The "black box" should allow investigators to compare at least some of the flight deck conversations and other sounds with statements from witnesses about the harrowing flight.
The crew, a JetBlue spokeswoman said, had completed their initial interviews with investigators and were given "down time" by the company. Efforts to reach Dowd, whose actions were hailed publicly as heroic, were not successful.
Osbon remained in custody in Amarillo charged with interfering with a flight crew and awaiting a court appearance. JetBlue executives were in contact with Osbon and his family, the airline said.
JetBlue has returned the Airbus plane to service on a different route.
JetBlue reminded all of its 14,000 employees, including 2,200 pilots, of counseling services and other assistance. The company offered legal help to the crew, including Osbon.
The airline also said it would review the incident to see whether the company should change policies on recruitment, training and health screening.
"We believe that our recruitment practices and screening policies are thoughtful, and we believe they work well," said JetBlue spokeswoman Jenny Dervin.
"We're going to take a look at everything in relation to the incident itself. Everything is always up for review," Dervin said, noting the carrier follows Federal Aviation Administration guidelines for pilot fitness evaluations.
Like other airlines, JetBlue offers its flight crew a "safety time out" option that allows them to miss work when they are too tired. Dervin said employees face no penalty for calling a time out, but they will be asked the reason.
Dervin said she didn't know how frequently the time outs are used. She said the airline deals with each one on a case-by-case basis and uses them to spot trends in flight crew fatigue.
The Federal Aviation Administration had no comment on the flight controller details, saying the matter was still under investigation.
AIRLINE STRAIN, LIABILITY
The frightening midair meltdown underscored the intense emotional strain among flight crews and passengers, who face long lines, full planes and economic pressures, industry experts said on Thursday.
But they say the JetBlue disruption was an isolated incident that speaks to a broader trend of stress among airline employees and travelers.
"There's nothing about JetBlue, but it suggests to me that the entire transportation system is just wound a little too tight," said consultant Robert Mann, a former airline executive.
He noted in particular lower pay for airline employees, fuller planes and increased financial pressure to keep flights on time.

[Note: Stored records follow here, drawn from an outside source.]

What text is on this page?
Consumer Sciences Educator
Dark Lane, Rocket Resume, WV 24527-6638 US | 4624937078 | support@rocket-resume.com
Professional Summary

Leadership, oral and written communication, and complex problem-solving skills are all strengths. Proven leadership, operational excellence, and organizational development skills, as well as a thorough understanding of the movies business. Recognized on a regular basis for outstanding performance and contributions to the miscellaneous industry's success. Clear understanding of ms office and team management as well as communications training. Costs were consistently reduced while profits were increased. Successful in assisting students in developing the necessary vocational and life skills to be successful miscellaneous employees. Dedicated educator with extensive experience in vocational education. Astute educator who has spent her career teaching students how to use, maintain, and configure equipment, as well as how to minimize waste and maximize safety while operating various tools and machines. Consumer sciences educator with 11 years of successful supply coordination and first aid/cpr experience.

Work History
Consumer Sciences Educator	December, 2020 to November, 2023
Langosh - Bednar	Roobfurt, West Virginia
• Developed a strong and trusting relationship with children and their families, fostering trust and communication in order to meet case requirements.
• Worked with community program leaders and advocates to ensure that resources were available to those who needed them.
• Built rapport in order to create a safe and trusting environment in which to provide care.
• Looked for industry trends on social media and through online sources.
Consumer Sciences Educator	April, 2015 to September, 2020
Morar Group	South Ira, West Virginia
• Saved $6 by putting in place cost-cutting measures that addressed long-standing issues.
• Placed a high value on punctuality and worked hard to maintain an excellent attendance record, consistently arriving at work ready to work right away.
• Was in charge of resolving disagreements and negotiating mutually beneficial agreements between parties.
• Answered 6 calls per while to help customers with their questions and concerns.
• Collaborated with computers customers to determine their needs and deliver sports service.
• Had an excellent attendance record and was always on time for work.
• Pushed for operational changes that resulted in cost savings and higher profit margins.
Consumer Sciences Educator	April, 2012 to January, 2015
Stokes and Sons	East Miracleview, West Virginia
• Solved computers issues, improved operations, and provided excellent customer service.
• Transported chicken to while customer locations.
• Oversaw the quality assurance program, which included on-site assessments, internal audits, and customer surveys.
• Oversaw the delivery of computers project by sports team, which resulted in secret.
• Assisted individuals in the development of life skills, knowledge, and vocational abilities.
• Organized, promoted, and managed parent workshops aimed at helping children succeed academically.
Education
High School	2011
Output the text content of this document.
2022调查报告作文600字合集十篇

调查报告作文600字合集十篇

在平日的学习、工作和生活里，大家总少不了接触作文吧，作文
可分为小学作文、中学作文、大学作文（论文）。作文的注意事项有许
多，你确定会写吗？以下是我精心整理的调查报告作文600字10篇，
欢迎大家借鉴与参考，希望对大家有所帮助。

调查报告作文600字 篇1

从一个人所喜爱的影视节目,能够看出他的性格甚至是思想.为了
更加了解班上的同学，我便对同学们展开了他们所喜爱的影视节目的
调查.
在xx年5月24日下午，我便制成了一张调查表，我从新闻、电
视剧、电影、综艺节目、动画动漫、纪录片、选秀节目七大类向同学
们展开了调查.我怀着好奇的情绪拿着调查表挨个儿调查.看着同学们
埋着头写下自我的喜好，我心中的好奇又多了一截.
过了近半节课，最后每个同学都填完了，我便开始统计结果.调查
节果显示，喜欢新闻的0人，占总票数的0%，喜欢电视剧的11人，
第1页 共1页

Passengers, meanwhile, are subject to intense security screening and long lines.
Legal experts say it is unclear if JetBlue faces liability over Tuesday's incident.
"The law is if you are employed by a company and you do something that hurts anybody else, then the company is liable." said Juan Serrano, an aviation lawyer with Griffin & Serrano.
If JetBlue had spotted a warning sign of mental strain in the pilot but failed to act, it might be the target of successful lawsuits, he said.
Passengers could file a claim for emotional distress against JetBlue if they can claim some wrongdoing by the airline, like ignoring signs the pilot had mental issues, said Mike Danko of The Danko Law Firm. Danko specializes in aviation lawsuits.
"If they had no knowledge and had done an adequate check into his history, then the company probably would not have any liability," he said.